Language for when the body is broken
On the flip side to Terry Godier’s recent post about the (body) language of communication, where the time is on the creation. People need time on receipt to understand, contemplate, and act. If the outcome is to act and the action is to reply, then the clock restarts.
For people with ME and other similar brain fog inducing conditions. The speed of communications is doubled, tripled, or worse, as the time taken to process and understand on receipt of a message can be excruciatingly difficult, stressful and frustrating.
Does AI help here? I don’t know, maybe. If the AI can summarise, extract, and simplify, the intent of the writer can be lost, but if it is lost anyway if the reader is no longer able to understand, so the ~better~ or different outcome is for the receiver to understand.

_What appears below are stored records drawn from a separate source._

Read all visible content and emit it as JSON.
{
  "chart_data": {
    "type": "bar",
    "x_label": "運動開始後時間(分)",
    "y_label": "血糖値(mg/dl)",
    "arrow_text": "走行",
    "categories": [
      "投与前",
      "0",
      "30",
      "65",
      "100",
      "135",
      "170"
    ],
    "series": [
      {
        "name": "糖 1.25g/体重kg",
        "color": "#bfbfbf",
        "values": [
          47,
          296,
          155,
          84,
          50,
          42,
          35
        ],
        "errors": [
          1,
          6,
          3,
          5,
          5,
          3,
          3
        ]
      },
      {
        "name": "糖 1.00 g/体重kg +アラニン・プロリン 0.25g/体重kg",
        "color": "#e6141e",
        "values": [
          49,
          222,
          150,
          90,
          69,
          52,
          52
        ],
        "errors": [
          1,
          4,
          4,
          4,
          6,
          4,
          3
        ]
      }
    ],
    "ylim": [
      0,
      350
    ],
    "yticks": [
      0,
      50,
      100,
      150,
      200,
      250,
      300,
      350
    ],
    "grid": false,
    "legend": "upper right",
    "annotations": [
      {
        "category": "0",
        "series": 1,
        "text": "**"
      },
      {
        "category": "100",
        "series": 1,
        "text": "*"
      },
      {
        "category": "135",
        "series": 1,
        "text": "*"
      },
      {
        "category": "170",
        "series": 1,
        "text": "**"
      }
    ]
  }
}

A written letter is no use to the blind, a telephone call is no use to the deaf.
AI could be helpful in this way, the conduit.
A letter, hand-written, sealed, carried by horse or ship, might take weeks to arrive. The writer knew this. They wrote with that delay in mind, which meant they wrote with a kind of weight. You didn’t waste a letter. You composed it. You considered what the reader would need to know by the time it arrived, what context might have shifted, what they might have already heard. The delay was a constraint, and constraints produce thought.
- Letter ─────────── days to weeks
- Telegram ────────── hours
- Telephone ───────── instant (bounded)
- Email ───────────── minutes
- Text ────────────── seconds
- AI reply ────────── before you’ve finished thinking
The delay was never just a limitation. It was where the thinking happened. When communication takes days, you have days to think. When it takes seconds, you have seconds. When a machine drafts your reply before you’ve formed your own thought, you have no time at all. The thinking doesn’t happen faster. It stops happening.